Canas de Senhorim, 6 de abril de 2041
No último terço do mês de março de há vinte anos, a tragédia anunciada registrava mais de 3000 mortes diárias. No último dia desse mês, com 3.950 mortes por Covid-19 em 24 horas, o Brasil batia um novo e triste recorde de óbitos. Tal era o tamanho do desprezo pela vida humana a que políticos medíocres haviam votado o povo brasileiro.
Nesse mesmo dia, mas em 2021, o vosso avô estava a caminho de Brasília, almejando ser contemplado por uma vacina, que o pusesse a salvo. Mas, sem poder deixar de pensar naqueles que, por incúria de desgovernantes, não se salvariam. No Distrito Federal, a pandemia de Covid se agravava, com corpos no chão de hospital e muitas pessoas aguardando na fila para leito de UTI. O vírus era espelho que refletia crises sociais mais profundas. Os sintomas de doenças de que padecia a sociedade antes da pandemia enfaticamente se revelavam. E até a inatividade, o ócio a que o confinamento obrigava, nos causava uma fadiga anormal, mais intensa do que o rotineiro cansaço dos dias normais.
“E o que tem a Educação a ver com isso?” – alguém perguntou.
“Tudo” – respondi – “A educação escolar nem sequer havia ensinado a lavar as mãos. E a obediência formal cultivada na escola instrucionista era impeditiva da autodisciplina e do aprender a respeitar o outro e a cuidar do próximo”.
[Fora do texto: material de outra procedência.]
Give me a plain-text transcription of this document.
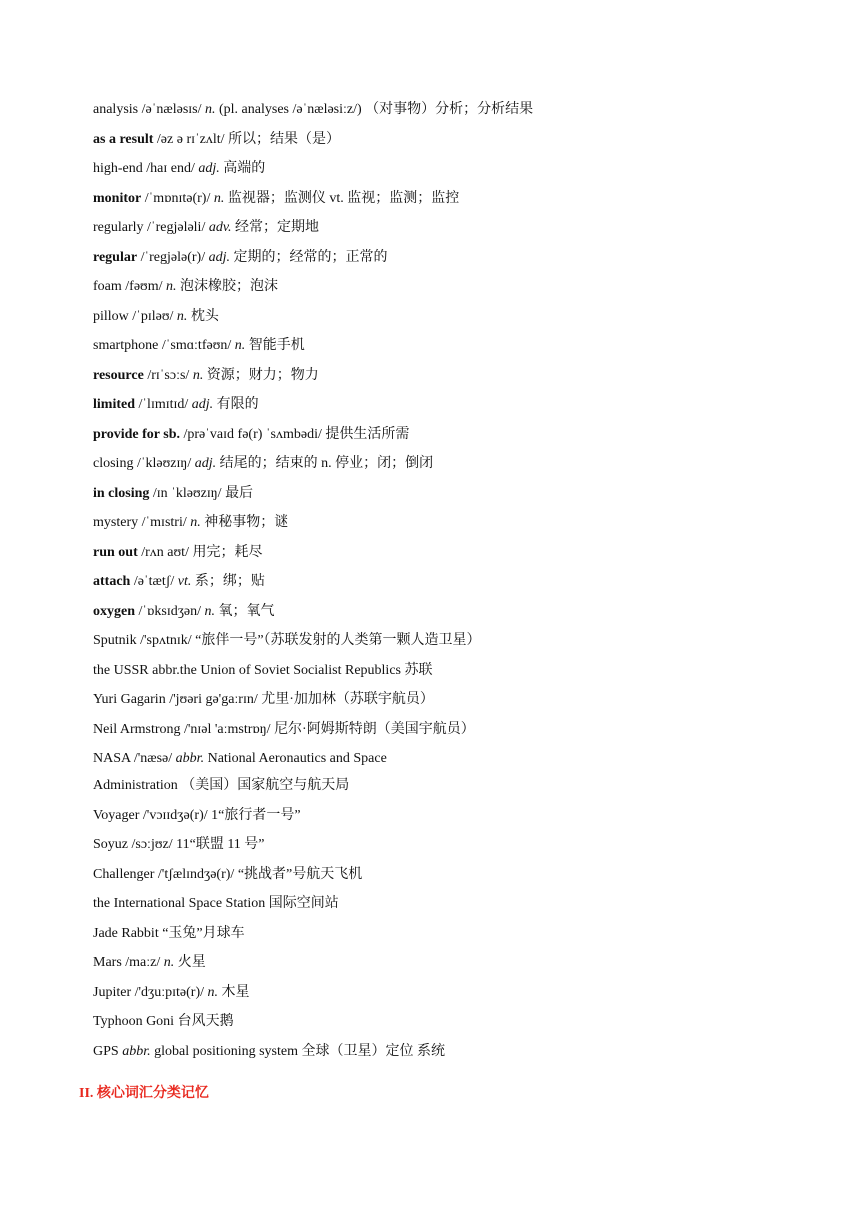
analysis /əˈnæləsɪs/ n. (pl. analyses /əˈnæləsiːz/) （对事物）分析；分析结果
as a result /əz ə rɪˈzʌlt/ 所以；结果（是）
high-end /haɪ end/ adj. 高端的
monitor /ˈmɒnɪtə(r)/ n. 监视器；监测仪 vt. 监视；监测；监控
regularly /ˈregjələli/ adv. 经常；定期地
regular /ˈregjələ(r)/ adj. 定期的；经常的；正常的
foam /fəʊm/ n. 泡沫橡胶；泡沫
pillow /ˈpɪləʊ/ n. 枕头
smartphone /ˈsmɑːtfəʊn/ n. 智能手机
resource /rɪˈsɔːs/ n. 资源；财力；物力
limited /ˈlɪmɪtɪd/ adj. 有限的
provide for sb. /prəˈvaɪd fə(r) ˈsʌmbədi/ 提供生活所需
closing /ˈkləʊzɪŋ/ adj. 结尾的；结束的 n. 停业；闭；倒闭
in closing /ɪn ˈkləʊzɪŋ/ 最后
mystery /ˈmɪstri/ n. 神秘事物；谜
run out /rʌn aʊt/ 用完；耗尽
attach /əˈtætʃ/ vt. 系；绑；贴
oxygen /ˈɒksɪdʒən/ n. 氧；氧气
Sputnik /'spʌtnɪk/ “旅伴一号”（苏联发射的人类第一颗人造卫星）
the USSR abbr.the Union of Soviet Socialist Republics 苏联
Yuri Gagarin /'jʊəri gə'gaːrɪn/ 尤里·加加林（苏联宇航员）
Neil Armstrong /'nɪəl 'aːmstrɒŋ/ 尼尔·阿姆斯特朗（美国宇航员）
NASA /'næsə/ abbr. National Aeronautics and Space
Administration （美国）国家航空与航天局
Voyager /'vɔɪɪdʒə(r)/ 1“旅行者一号”
Soyuz /sɔːjʊz/ 11“联盟 11 号”
Challenger /'tʃælɪndʒə(r)/ “挑战者”号航天飞机
the International Space Station 国际空间站
Jade Rabbit “玉兔”月球车
Mars /maːz/ n. 火星
Jupiter /'dʒuːpɪtə(r)/ n. 木星
Typhoon Goni 台风天鹅
GPS abbr. global positioning system 全球（卫星）定位 系统
II. 核心词汇分类记忆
No meio do caos instalado, uma nova educação emergia. Em círculos de vizinhança, cartas de princípios e de acordos de convivência davam o tom a uma “nova ordem social”. Procedia-se à análise de regulamentos e outros documentos de política educacional adotados pela administração, para verificar se o seu conteúdo era coerente com a Lei de Diretrizes e Bases, com o Regimento Interno e com o Projeto Político-Pedagógico da organização.
Escutei, certa vez, que havia uns idiotas que retiravam deste documento a palavra “político”, como se fosse possível existir projetos apolíticos. E uma professora dissera que deixava a política fora da sala de aula. Santa ignorância! Quem dizia “não fazer política” não se apercebia de que, por omissão, reproduzia um determinado modelo escolar, social e… político.
A Carta de Princípios deveria ser coerente com a definição do perfil do aluno (sujeito de aprendizagem) e do educador da equipe de projeto. E, para além dos documentos já referidos, seriam objeto de análise os emanados do ministério, que, de algum modo, estivessem relacionados com inovação e currículo. Também deveria ser consultada a Constituição, o Relatório Delors (da UNESCO), a Carta da Terra, os ODS (Objetivos do Desenvolvimento Sustentável), o Manifesto da Transdisciplinaridade.
Ao cabo dessas tarefas, a equipe teria redigido e aprovado o “Perfil do Educador” e elaborado um “Termo de Compromisso”. Através da assinatura desses documentos, os elementos da equipe de projeto assumiam um compromisso ético com a educação e com as comunidades a que serviam.
O levantamento de valores predominantes na comunidade de contexto e um inventário de necessidades da população completava essa fase do processo formativo, enquanto se estimulava a reflexão sobre habilidades de liderança, que promovessem uma atmosfera de harmonia e de cooperação.
Acaso a equipe deparasse com conflitos de interesses ou abusos de poder, deveria agir no sentido do cumprimento do projeto, construtivamente, propondo o diálogo e respeitando as atitudes de quem não desejasse participar em processos de mudança.
Eu acompanhava esses educadores dotados de um estranha fé e que diziam não existir amor verdadeiro sem desprendimento e confiança.